In the report of state affairs in foreign policy and security last week, President Park mentioned the need for five-party talks. As the six-party talks for nuclear resolution have become useless, she asked the other five nations gather to discuss putting pressure on North Korea. It is proof that she hasn’t given up the possibility of North Korea’s collapse. She also suggested that she finds China’s uncooperative attitude regrettable and thinks that North Korea would collapse with its help. But if China had such intentions, the nuclear crisis wouldn’t have escalated in the first place. Regrettably, that’s the reality.

Since the fourth nuclear test, Yun Byung-se’s foreign policy team is busily working to no avail. Its “corresponding price” and “unprecedentedly harsh sanctions” haven’t led to much. While it ambitiously pushed for ultra-strong sanctions to threaten the North, it’s like punching air without China’s help. Yun’s policy toward the North Korean nuclear problem is grand in form but empty in substance.
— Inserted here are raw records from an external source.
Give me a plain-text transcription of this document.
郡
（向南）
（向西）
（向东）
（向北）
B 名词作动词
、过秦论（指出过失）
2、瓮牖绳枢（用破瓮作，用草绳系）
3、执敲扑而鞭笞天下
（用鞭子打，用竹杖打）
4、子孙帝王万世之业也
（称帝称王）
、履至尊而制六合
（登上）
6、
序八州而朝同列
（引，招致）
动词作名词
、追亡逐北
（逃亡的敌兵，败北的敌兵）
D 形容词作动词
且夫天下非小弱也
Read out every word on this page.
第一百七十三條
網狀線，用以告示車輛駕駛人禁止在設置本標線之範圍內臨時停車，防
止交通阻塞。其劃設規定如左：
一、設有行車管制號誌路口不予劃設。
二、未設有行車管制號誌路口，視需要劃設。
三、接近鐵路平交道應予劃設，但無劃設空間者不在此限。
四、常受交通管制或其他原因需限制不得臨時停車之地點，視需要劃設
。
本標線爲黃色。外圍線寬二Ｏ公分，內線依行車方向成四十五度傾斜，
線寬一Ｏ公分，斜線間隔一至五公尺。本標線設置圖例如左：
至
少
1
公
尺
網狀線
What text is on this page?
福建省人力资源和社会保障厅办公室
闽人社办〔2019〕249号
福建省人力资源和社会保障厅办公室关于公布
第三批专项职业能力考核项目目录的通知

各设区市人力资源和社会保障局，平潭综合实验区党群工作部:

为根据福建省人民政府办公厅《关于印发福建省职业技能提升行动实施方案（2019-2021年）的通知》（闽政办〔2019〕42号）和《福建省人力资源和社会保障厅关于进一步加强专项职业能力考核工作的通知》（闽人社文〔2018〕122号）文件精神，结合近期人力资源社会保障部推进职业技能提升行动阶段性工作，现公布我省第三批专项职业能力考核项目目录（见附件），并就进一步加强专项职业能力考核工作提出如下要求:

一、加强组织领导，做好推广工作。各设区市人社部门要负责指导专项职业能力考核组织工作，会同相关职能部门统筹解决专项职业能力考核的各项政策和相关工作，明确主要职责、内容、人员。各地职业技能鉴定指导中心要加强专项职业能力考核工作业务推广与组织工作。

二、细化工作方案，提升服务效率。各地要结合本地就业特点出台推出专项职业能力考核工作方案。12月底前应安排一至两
Now he needs to pursue true diplomacy. Seoul needs to wake up from the illusion of North Korean collapse and encourage a grand compromise between Pyongyang and Washington with tempting offers to North Korea. While implementing sanctions through the United Nations Security Council, Seoul should draft an arbitration plan and play a skilled mediator between North Korea and the United States.

While pursuing transition from the truce system to peace system and the grand bargain of exchanging North Korea’s nuclear abandonment with normalization of relations with the United States, Seoul may want to progressively consider suspending the joint military exercise with the United States if North Korea freezes its nuclear activities and sits at the negotiation table. The road not taken may be dreadful. But what we need now is bold, creative and true diplomacy.

JoongAng Ilbo, Jan. 26, Page 35


*The author is an editorial writer for the JoongAng Ilbo.